Question

1 mole of an ideal gas at 37°C temperature undergoes expansion isothermally and reversibly from 5 litre to 20 litre. The entropy change in the
process is
11.5 J/mol-K
7.5 J/mol-K
3.5 J/mol-K
6.5 J/mol-K​

Answer 1

Answer:

3.5 j/mol-k hai iska answer

Answer 2

Given info : 1 mole of an ideal gas at 37°C temperature undergoes expansion isothermally and reversibly from 5 litre to 20 litre.

To find : The entropy change in the process is ..

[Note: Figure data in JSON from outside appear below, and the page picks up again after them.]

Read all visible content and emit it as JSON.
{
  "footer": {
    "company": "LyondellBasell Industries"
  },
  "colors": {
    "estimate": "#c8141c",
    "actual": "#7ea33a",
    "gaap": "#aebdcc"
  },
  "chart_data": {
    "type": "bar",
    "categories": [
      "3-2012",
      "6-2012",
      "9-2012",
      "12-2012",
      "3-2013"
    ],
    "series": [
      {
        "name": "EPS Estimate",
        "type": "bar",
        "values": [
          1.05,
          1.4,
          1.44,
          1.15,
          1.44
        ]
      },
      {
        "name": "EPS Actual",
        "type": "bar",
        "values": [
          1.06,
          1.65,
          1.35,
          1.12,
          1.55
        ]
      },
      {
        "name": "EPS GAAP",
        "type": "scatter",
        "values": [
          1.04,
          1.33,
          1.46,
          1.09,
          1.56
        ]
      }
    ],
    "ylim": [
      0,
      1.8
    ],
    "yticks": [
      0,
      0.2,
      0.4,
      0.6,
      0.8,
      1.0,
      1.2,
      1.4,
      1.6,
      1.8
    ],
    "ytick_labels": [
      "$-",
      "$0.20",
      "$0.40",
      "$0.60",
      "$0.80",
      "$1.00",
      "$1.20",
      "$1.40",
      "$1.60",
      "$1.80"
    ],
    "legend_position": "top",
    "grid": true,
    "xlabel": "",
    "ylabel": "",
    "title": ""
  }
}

solution : for isothermally expansion,

dQ = dW = ∫PdV

= ∫nRT/V dV [ as P = nRT/V]

= nRT ∫dV/V

= nRT ln[V₂/V₁]

now entropy change, ∆S = dQ/T

= nRT ln[V₂/V₁]/T

= nR ln[V₂/V₁]

here n = 1 mole , R = 8.314 J/mol/K , V₂ = 20 litre and V₁ = 5 litre

so, ∆S = 1 × 8.314 × ln(20/5)

= 8.314 × ln(4)

= 11.5 J/K

Therefore the entropy change in the process is 11.5 J/K.